Nora

Elektronikerin für Betriebstechnik
Nora

Nora (links im Bild, mit Laura-Sophie) macht eine Ausbildung zur Elektronikerin für Betriebstechnik. Nora hat intensiv überlegt, was sie machen möchte, konnte sich aber nicht so recht entscheiden. Letztlich hat die Familie geholfen. Ein persönlicher Kontakt in die Branche hat Nora Einblicke in die Welt der Technik verschafft und so bei der Entscheidungsfindung geholfen. Wie das bei Nora lief, kannst Du hier nachlesen.

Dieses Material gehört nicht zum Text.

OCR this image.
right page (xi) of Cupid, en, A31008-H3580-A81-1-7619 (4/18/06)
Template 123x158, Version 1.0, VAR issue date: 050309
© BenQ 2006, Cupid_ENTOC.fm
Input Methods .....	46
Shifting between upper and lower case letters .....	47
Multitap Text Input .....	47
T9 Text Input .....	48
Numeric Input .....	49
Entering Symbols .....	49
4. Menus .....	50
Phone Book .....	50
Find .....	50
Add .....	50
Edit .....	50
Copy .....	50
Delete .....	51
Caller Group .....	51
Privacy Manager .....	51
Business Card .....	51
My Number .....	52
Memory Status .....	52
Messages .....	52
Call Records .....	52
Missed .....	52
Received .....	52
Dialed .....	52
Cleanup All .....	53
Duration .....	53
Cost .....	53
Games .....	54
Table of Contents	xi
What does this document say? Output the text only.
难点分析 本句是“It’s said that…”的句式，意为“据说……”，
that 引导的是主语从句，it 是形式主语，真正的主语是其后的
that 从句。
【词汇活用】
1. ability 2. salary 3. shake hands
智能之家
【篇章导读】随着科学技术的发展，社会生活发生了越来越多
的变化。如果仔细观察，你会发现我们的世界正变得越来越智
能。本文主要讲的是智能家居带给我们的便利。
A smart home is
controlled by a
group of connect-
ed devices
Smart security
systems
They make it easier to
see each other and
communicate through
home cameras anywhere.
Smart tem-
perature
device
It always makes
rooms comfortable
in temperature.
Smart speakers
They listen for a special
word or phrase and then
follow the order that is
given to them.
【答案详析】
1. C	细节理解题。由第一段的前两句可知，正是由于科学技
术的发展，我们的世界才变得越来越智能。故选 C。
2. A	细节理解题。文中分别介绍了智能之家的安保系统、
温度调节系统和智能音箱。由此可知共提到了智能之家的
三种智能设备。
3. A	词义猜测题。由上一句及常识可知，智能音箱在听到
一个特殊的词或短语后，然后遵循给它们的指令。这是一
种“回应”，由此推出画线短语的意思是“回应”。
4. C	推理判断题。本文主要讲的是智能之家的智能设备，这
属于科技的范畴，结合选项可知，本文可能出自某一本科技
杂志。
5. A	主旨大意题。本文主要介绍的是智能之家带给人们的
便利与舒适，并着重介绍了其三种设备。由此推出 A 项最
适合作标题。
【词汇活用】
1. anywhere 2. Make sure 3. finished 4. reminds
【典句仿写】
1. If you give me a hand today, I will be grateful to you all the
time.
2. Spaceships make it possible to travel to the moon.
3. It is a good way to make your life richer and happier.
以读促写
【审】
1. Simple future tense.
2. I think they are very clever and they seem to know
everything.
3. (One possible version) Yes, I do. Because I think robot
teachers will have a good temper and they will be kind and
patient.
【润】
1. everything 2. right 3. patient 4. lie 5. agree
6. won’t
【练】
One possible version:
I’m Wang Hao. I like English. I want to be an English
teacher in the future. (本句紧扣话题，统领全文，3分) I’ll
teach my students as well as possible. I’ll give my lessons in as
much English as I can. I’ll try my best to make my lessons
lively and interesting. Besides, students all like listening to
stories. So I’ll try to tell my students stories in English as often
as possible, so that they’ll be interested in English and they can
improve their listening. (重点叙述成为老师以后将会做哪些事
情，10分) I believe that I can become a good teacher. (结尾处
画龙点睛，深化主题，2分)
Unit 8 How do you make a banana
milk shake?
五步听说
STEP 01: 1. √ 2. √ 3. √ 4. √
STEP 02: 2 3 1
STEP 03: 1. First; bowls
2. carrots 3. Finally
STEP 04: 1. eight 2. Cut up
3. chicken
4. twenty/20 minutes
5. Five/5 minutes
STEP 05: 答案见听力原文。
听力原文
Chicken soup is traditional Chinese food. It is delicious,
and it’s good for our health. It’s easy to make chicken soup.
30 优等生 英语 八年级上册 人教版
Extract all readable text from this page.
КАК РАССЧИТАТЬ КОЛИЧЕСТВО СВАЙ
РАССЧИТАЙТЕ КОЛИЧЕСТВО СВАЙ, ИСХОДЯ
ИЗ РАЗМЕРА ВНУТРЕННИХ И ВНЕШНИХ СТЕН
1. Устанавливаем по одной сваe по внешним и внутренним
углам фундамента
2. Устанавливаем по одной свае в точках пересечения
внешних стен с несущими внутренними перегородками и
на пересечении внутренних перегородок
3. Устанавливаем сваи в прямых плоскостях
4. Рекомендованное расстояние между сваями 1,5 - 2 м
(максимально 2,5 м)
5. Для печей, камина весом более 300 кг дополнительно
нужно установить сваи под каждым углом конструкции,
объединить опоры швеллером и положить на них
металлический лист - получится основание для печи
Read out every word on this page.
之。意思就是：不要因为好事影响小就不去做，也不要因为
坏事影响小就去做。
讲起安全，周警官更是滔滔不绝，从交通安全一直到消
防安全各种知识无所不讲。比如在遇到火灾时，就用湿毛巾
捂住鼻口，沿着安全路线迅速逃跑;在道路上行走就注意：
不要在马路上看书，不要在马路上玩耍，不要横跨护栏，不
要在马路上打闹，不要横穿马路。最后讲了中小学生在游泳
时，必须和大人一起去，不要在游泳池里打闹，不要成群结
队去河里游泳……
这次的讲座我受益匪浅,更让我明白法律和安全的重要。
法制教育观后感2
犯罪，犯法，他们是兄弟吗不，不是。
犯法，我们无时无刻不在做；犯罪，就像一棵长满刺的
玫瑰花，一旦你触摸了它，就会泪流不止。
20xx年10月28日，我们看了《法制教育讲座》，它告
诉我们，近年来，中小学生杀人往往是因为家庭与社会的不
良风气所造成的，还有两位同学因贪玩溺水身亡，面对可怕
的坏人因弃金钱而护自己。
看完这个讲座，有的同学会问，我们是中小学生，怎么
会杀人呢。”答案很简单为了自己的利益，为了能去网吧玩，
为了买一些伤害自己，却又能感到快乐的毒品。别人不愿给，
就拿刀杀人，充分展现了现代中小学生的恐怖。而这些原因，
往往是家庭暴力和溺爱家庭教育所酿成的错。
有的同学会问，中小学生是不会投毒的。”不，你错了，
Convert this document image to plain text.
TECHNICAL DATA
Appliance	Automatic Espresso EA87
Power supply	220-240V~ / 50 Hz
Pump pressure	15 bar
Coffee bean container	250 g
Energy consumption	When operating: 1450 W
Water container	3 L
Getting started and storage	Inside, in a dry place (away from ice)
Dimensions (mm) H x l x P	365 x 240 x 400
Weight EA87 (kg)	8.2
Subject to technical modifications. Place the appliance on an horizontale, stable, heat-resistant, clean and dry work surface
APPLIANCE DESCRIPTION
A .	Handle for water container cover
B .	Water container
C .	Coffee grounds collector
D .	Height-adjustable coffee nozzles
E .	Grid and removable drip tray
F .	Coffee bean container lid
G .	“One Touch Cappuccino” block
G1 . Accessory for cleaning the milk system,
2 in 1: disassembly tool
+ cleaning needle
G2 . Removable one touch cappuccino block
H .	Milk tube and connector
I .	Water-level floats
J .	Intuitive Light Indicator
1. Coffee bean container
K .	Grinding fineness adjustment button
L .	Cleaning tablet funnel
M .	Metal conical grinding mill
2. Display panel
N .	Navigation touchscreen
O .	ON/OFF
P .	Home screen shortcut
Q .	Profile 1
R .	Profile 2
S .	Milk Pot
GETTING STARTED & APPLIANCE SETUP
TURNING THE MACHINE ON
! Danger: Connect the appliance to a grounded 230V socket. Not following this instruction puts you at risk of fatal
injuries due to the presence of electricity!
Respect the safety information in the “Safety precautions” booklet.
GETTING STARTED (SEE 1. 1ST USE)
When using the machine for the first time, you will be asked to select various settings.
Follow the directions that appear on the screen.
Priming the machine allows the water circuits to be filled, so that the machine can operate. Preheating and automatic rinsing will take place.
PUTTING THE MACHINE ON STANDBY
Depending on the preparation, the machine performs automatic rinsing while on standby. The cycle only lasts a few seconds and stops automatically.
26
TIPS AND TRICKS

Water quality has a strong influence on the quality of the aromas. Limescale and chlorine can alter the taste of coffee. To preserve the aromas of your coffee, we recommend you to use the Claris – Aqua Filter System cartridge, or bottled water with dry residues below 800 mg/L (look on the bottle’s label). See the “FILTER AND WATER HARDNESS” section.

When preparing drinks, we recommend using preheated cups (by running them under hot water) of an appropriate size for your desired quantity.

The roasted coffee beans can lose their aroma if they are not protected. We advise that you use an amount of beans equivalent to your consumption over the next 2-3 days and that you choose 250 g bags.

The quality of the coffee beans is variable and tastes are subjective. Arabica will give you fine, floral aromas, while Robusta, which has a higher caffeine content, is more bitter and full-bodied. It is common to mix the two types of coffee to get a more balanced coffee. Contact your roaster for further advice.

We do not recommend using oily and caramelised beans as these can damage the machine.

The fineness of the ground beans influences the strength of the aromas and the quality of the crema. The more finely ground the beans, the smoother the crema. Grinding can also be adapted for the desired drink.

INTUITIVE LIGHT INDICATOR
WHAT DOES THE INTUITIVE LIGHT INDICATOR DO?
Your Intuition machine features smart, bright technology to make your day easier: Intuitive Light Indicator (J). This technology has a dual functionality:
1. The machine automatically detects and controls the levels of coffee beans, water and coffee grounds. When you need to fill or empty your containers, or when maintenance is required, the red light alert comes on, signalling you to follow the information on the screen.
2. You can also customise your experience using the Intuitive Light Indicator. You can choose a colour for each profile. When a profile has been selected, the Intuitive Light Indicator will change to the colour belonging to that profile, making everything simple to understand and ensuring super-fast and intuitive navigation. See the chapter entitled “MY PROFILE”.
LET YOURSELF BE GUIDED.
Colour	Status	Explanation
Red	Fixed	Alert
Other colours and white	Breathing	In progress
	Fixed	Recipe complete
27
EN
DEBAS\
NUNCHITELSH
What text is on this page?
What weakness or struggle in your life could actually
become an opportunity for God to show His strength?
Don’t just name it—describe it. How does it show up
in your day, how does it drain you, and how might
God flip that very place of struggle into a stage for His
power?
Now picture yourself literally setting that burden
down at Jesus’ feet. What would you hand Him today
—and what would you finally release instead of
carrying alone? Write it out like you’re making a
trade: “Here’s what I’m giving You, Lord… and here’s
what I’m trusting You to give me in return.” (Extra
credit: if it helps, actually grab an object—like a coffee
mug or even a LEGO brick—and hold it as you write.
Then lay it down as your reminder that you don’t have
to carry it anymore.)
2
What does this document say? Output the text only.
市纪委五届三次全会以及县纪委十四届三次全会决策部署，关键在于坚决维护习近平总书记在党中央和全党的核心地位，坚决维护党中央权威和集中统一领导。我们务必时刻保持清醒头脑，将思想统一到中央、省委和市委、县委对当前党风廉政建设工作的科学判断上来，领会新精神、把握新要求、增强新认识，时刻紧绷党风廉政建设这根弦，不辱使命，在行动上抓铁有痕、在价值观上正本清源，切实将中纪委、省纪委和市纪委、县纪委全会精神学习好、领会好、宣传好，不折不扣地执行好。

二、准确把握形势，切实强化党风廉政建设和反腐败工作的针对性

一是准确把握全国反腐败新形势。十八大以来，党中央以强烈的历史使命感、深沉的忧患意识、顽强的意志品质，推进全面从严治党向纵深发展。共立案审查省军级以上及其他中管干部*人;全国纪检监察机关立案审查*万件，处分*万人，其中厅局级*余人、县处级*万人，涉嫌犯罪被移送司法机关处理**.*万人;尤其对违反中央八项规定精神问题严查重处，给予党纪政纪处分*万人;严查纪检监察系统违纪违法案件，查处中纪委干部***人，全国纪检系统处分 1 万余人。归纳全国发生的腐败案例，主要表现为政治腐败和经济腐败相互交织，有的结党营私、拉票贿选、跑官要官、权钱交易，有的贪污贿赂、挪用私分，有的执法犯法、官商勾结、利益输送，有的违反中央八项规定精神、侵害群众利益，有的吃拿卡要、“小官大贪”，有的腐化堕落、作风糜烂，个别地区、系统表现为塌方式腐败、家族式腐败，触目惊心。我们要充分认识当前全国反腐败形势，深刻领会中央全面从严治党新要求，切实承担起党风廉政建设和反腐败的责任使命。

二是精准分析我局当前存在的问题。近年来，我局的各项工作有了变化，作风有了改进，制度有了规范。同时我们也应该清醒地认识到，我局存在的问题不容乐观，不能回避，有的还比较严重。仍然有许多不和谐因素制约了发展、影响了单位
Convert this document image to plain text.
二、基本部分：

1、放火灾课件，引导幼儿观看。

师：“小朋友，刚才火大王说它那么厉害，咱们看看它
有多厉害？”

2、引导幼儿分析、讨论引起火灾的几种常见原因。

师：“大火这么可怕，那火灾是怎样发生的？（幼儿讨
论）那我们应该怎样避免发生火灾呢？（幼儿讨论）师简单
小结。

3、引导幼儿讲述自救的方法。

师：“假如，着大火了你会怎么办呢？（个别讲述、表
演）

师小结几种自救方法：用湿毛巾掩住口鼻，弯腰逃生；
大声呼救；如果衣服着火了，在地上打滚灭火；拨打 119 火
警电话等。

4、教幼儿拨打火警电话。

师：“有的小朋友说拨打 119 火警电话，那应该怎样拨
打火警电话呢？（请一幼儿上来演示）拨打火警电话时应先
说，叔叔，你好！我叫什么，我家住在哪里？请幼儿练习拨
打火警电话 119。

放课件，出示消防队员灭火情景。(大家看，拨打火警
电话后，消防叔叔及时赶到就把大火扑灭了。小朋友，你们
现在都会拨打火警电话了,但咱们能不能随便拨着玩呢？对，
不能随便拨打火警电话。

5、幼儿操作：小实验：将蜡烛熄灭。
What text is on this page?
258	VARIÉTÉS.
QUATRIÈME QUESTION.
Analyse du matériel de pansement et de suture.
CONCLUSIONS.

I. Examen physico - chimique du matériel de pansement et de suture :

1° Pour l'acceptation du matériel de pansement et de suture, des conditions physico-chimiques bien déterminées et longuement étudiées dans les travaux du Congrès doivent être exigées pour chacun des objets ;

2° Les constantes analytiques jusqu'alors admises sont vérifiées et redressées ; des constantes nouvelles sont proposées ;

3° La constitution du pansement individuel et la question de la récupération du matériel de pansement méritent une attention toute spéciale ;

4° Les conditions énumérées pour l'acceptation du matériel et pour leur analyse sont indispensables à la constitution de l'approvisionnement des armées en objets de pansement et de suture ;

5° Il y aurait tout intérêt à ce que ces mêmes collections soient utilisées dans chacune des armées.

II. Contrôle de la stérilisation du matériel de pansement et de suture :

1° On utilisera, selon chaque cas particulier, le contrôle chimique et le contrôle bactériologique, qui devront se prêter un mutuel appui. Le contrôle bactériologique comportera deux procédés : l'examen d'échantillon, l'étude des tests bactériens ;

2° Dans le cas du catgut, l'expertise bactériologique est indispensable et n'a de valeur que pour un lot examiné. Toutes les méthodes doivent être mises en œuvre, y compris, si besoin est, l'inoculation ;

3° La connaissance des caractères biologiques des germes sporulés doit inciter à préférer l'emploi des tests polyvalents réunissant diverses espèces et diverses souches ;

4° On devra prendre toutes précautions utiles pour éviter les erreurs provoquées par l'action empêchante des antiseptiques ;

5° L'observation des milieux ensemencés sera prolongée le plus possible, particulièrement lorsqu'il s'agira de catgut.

Durch Schnuppern zum Beruf

Ich gestehe, rückblickend bin ich nicht sehr stolz auf meine Geschichte. Es war nicht der ideale Weg und ich empfehle auch jedem, es anders zu machen. Wobei ich auch dankbar bin, da ich sonst nie auf den Gedanken gekommen wäre, eine Ausbildung zur Elektronikerin zu machen.

Für mich stand schon seit der 7. Klasse fest, dass die Naturwissenschaften meine Lieblingsfächer sind: sei es Bio, Chemie oder Physik. Ich wusste, egal was ich später einmal mache, es muss auf jeden Fall etwas Naturwissenschaftliches sein. Ich wählte Physik als Wahlpflichtfach und später Bio und Chemie als Leitungskurse.

Als es dann daran ging, sich zu bewerben, zu informieren und zu entscheiden, wusste ich nicht, was ich machen möchte. Ich war mir nicht sicher, ob ich es schaffe zu studieren oder ob eine Ausbildung besser wäre.

Dann kam auch schon die Abi-Zeit angeflogen und ich wusste immer noch nicht, was ich machen möchte. Ich konnte mich nicht entscheiden, hab mich nicht getraut Dinge zu wagen. Meine Eltern hatten schon Sorgen, ob ich überhaupt noch was bekomme. Mein Vater hat daher ein bisschen seine Kontakte spielen lassen. (Jetzt kommt der Teil auf den ich nicht stolz bin und wo ich echt Glück hatte.)

Mein Vater arbeitet als Ingenieur und hatte daher gute Kontakte in der Branche. Ich bekam die Chance, mich ein bisschen umzuschauen. Ich habe das alles als sehr interessant empfunden und mich daher entschieden, mich auf einen noch freien Platz als Elektronikerin zu bewerben.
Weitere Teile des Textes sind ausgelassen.